Many writers, including the poet Adrienne Rich, recognized when they first read The Good Earth that the scenes in which O-lan gives birth were unique to American fiction at the time. Women were rarely portrayed giving birth, and never in such a simple, natural and graphic way.
Despite the fact that The Good Earth was published several months before his health declined, Pearl Buck's father, Absalom, went to his deathbed without reading his daughter's famous work.
Despite myriad ways Pearl Buck's vision was shifted and forever changed by her youth in China, she felt it had also made her permanently uncomfortable with the English language and an expert in many things Americans didn't care to know. Shortly before the publication of A House Divided—the final book in the three-part Good Earth trilogy—Buck gave a lecture at Yale University titled "Advice for the Unborn Novelist." In it she suggested that writers were better off being born in their own country. She says, "Go out and be born among gypsies and thieves or among happy workaday people who live in the sun and do not think about their souls." (Pearl S. Buck: A Cultural Biography by Peter Conn, p. 178)
During her first book tour for The Good Earth—directly after the book won the Pulitzer Prize—Pearl Buck was so secretive and determined to avoid the press that she considered wearing a disguise while in public. She was so remote in the eyes of journalists that many speculated she didn't actually exist! Though her seclusion wasn't a marketing ploy, it did serve to make her even more sought after by both journalists and adoring fans.
Before its first year in print was over, The Good Earth had been translated into German, French, Dutch, Swedish, Danish, Norwegian and Chinese and garnered a then unheard-of $50,000 from MGM studios to be made into a movie. This was the largest sum Hollywood had ever paid for the rights to a book. The irony that she was becoming wealthy during the Depression was not lost on her.
Writing The Good Earth was a lucrative endeavor. In the first 18 months after it was published, the novel earned its author well over $100,000—a huge sum for the time. Much of the money went to establish an endowment at her daughter Carol's institution that ensured her care for life. As a result, a special cottage was built on the grounds to house Carol and several girls her age.
The MGM film adaptation of The Good Earth opened in January of 1937 to rapturous reviews from both critics and fans. Legendary producer Irving Thalberg's last project—he died before the movie was completed—the film carries his unmistakable stamp in its cinematography and bent towards romance. Though the picture is true to the novel in many ways, in order to give the beautiful Luise Rainer a juicy role, O-lan was transformed from a dowdy slave to a glamorous seductress who claims Wang Lung's erotic lust. The movie earned several Academy Award® nominations and Rainer won the best actress statue for her tender portrayal.

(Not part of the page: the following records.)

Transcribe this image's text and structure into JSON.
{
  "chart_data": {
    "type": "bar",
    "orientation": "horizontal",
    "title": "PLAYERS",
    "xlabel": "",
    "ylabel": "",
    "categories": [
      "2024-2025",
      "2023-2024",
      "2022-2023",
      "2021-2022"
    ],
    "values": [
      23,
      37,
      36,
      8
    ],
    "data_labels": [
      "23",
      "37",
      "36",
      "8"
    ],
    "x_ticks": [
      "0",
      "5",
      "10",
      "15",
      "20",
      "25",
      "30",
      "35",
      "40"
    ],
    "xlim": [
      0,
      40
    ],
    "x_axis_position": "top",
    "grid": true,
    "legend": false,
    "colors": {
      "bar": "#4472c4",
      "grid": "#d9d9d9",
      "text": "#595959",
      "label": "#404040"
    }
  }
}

Like her characters in The Good Earth, Pearl Buck and her first husband John Lossing Buck lived in both the Anhwei province and Nanking. When he first arrived in China, Lossing—the son of a farmer himself—tried his hand at planting wheat and battling seasonal floods just like Wang Lung.
In 1972, 80-year-old Pearl Buck was denied an entry visa into China—reportedly for having criticized Mao Zedong, the head of the Chinese Communist Party, by name in the 1950s and because she had invited an actress who had once been chosen over Mao's wife for a movie role to visit the United States. Buck passed away the following year. The ban the Chinese Communist Party had placed on her books in 1949 was officially lifted in 1994.